[写真]白馬村の取り組みを報告した宮田氏(写真左)

 長野県の白馬村観光局は、ジョージア(旧グルジア)共和国で開催された国連世界観光機関(UNWTO)の第3回国際会議で、バブル以降の観光事業の再生やIT企業との連携による「IT×地方創生」の取り組みを日本代表として報告しました。参加各国は白馬のスキーなど山岳観光再生の挑戦やパウダースノーに強い関心を示し、今後の交流のきっかけづくりが進みました。

山岳観光の持続的成長がテーマ

 国際会議は、各国の山岳観光の課題研究や情報交換の目的で、ジョージアの首都トビリシで4月4日から6日までの3日間開催。「欧州アジア山岳リゾート・カンファレンス」として各国の観光機関、企業などから300人が参加しました。

 会議は「山岳観光の持続可能な成長のために、どんなイノベーションを起こせるか」を議題にスイス、フランス、ドイツ、イタリア、スペイン、オーストリア、アメリカ、イラン、ネパール、南アフリカ、ジョージア、日本の12か国が報告しました。
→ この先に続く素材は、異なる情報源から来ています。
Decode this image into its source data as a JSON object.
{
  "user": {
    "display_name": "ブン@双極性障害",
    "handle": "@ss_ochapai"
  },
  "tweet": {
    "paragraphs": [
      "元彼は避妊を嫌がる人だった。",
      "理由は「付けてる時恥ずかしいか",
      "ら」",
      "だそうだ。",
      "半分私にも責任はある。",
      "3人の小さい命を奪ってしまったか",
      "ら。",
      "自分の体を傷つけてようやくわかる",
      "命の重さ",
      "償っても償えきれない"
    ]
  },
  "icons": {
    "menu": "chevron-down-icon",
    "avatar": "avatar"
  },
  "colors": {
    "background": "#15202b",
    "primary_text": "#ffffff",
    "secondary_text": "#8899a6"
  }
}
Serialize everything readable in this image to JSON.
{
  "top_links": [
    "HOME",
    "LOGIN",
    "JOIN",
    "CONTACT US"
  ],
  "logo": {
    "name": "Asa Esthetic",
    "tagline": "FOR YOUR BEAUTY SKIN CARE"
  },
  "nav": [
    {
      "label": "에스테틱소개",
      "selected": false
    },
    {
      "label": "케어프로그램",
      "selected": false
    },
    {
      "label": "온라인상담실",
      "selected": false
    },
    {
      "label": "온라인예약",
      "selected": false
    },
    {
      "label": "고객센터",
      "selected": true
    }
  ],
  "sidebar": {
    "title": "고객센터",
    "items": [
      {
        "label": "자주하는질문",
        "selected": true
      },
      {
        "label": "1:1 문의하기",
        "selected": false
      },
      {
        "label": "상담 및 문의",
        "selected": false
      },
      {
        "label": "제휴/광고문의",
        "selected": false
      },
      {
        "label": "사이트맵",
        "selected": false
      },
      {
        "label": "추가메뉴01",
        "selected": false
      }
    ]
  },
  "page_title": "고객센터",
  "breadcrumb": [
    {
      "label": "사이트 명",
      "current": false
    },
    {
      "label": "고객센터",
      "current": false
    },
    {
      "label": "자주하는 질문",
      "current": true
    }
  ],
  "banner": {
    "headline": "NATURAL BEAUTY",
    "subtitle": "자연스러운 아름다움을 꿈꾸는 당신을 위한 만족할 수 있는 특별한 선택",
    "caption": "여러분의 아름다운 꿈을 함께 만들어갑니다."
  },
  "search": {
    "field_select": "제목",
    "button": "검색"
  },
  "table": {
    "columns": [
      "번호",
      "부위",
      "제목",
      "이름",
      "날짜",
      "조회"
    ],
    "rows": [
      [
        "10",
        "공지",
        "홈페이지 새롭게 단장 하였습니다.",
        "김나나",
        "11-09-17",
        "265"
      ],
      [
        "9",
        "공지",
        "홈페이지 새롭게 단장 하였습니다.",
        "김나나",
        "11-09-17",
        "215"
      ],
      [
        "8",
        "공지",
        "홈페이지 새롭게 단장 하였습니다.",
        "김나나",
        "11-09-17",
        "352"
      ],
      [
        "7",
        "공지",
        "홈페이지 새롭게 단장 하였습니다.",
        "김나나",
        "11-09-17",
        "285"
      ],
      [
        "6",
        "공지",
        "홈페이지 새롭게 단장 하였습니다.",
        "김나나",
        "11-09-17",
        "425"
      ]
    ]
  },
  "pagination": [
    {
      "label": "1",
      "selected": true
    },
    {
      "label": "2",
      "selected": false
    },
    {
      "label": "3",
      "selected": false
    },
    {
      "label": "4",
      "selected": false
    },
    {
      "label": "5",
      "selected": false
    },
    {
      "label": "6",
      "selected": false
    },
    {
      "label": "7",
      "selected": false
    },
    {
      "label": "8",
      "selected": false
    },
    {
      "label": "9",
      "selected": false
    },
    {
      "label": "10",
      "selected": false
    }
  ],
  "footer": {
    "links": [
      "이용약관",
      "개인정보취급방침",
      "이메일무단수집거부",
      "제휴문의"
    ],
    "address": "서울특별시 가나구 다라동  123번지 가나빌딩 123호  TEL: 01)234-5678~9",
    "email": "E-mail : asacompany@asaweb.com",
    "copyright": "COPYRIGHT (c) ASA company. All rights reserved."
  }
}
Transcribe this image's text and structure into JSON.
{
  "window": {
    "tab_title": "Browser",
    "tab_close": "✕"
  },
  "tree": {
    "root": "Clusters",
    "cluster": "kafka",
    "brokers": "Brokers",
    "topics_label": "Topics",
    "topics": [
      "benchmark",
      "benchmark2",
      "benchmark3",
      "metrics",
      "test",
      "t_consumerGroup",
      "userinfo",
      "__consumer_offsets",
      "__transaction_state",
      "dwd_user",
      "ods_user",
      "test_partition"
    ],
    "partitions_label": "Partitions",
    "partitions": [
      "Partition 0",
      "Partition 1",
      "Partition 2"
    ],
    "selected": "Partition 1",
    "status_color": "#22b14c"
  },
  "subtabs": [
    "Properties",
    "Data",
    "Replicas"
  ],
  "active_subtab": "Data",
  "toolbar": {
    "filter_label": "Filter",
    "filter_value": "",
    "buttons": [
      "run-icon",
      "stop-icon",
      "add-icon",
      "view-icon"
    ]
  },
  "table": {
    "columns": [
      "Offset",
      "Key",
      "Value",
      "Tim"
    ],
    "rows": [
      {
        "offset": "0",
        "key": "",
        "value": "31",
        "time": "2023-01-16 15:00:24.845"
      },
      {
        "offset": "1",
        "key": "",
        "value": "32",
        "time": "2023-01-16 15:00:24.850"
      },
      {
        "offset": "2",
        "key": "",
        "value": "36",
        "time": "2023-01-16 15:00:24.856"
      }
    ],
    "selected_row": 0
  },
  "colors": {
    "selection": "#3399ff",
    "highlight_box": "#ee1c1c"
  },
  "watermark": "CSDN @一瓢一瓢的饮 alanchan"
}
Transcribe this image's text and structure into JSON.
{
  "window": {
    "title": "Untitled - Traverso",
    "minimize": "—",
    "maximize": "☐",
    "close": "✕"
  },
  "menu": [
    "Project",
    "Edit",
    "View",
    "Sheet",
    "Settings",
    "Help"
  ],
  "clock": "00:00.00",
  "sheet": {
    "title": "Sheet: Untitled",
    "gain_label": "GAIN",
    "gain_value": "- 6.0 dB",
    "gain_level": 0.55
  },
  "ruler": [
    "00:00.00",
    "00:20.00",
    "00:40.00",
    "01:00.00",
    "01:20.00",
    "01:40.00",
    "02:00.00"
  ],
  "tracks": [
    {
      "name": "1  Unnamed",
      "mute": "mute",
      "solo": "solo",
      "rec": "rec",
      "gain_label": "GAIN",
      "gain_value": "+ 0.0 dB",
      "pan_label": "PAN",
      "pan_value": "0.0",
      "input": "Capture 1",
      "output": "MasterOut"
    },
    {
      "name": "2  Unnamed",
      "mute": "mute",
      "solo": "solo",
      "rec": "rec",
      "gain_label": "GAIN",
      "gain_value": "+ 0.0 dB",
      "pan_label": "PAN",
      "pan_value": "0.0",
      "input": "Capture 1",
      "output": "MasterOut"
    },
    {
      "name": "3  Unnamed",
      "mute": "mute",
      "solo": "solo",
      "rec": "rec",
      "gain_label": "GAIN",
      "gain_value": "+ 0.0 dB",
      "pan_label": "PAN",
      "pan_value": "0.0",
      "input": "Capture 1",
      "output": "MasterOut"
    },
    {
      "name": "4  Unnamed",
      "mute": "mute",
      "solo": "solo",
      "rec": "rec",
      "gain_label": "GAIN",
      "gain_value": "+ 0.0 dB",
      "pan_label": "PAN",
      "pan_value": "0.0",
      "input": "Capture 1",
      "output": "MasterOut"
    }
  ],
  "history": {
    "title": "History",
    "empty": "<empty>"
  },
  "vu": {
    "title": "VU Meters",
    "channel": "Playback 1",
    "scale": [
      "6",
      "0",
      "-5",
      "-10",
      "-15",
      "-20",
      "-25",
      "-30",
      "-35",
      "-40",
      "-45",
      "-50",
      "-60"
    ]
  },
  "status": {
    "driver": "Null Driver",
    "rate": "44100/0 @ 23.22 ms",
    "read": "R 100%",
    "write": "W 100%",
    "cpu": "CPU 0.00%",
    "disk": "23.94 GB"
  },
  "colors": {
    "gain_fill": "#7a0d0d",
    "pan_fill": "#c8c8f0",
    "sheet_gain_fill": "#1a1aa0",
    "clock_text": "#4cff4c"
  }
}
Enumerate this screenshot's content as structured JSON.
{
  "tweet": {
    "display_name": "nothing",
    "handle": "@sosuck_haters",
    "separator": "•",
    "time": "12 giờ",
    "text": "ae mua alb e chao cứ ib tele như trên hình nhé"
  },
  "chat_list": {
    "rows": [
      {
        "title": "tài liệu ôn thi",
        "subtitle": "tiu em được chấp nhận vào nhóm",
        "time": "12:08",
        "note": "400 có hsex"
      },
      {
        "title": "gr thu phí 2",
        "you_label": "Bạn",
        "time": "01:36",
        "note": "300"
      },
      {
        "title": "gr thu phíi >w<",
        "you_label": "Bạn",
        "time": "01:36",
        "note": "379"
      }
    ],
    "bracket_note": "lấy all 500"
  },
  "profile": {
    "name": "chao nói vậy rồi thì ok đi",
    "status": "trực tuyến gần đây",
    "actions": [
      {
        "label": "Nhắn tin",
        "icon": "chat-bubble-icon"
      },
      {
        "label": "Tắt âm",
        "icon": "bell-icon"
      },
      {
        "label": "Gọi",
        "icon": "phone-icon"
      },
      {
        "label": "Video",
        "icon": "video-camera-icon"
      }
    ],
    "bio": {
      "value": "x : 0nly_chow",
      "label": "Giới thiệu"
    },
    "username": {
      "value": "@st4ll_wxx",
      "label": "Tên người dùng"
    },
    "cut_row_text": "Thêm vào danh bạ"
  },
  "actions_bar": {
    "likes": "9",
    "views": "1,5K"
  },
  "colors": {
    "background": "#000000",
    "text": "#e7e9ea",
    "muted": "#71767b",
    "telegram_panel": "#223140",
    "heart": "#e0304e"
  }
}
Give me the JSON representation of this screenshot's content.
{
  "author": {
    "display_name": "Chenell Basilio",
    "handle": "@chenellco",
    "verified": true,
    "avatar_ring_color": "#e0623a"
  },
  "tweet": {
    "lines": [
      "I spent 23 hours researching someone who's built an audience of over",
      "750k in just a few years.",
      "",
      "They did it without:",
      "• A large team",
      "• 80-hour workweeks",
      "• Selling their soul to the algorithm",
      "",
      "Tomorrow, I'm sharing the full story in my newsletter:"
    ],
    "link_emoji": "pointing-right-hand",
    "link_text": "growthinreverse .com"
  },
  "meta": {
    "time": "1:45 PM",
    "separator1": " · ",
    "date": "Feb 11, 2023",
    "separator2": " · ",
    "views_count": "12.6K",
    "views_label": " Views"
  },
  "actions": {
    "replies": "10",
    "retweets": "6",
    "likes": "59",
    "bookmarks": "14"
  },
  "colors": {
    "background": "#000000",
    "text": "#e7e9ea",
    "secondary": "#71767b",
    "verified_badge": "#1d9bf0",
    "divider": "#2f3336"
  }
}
 報告テーマは国情によりさまざまで、アメリカやジョージアなどは「山岳観光の持続可能なツーリズムへの取り組み」、フランスやスイスなどは「リゾート開発計画・設計」、「リゾート投資とファイナンス」。中国などは「新たなリゾート地の開拓と再魅力化」を取り上げ、ドイツ、スペイン、オーストリア、日本は「IT を活用した山岳観光のこれから」について報告しました。

外国人観光客30万人、客足戻る

[写真]山岳観光振興の挑戦が国際会議で注目された白馬村

 日本は白馬村観光局の宮田誠・ビジネス開発パートナーが「IT 企業との戦略的提携による、地方創生への取り組み」として、白馬村とヤフーが2015年に締結した連携協定による「IT×地方創生」事業などを説明。ITを活用した子供への教育や白馬高校の観光英語の授業のほか、プログラミング教室をヤフーが提供してITの人材育成に取り組んでいることなどを報告しました。

 その背景について、1998年長野冬季五輪後にスキー客が3分の1まで減少、多くの宿泊施設の廃業などがあったことを挙げ、歯止めをかけるために「インバウンド観光」に本腰を入れて「冬期間に約30万人もの外国人観光客を受け入れるまでに復活した」と報告。ヤフーとの連携協定は、そうした活性化策をさらに人材育成を含む幅広い取り組みとして位置付けていることを説明しました。

 インバウンド対策が進んだ地の利として、年末から翌年5月までの長い期間楽しめる白馬の豊富な雪があったことを指摘。またその雪も、ここ数年雪不足が深刻な欧州と違って、北海道のニセコスキー場とともにパウダースノーを楽しめる白馬が強い誘客力を発揮した点を挙げました。

 さらに、冬の対策から夏の観光にも目を向け、7 年前からトレイルランニングの国際大会を開催するなど地域を挙げての取り組みが功を奏し、夏の観光客の増加につながっているとしました。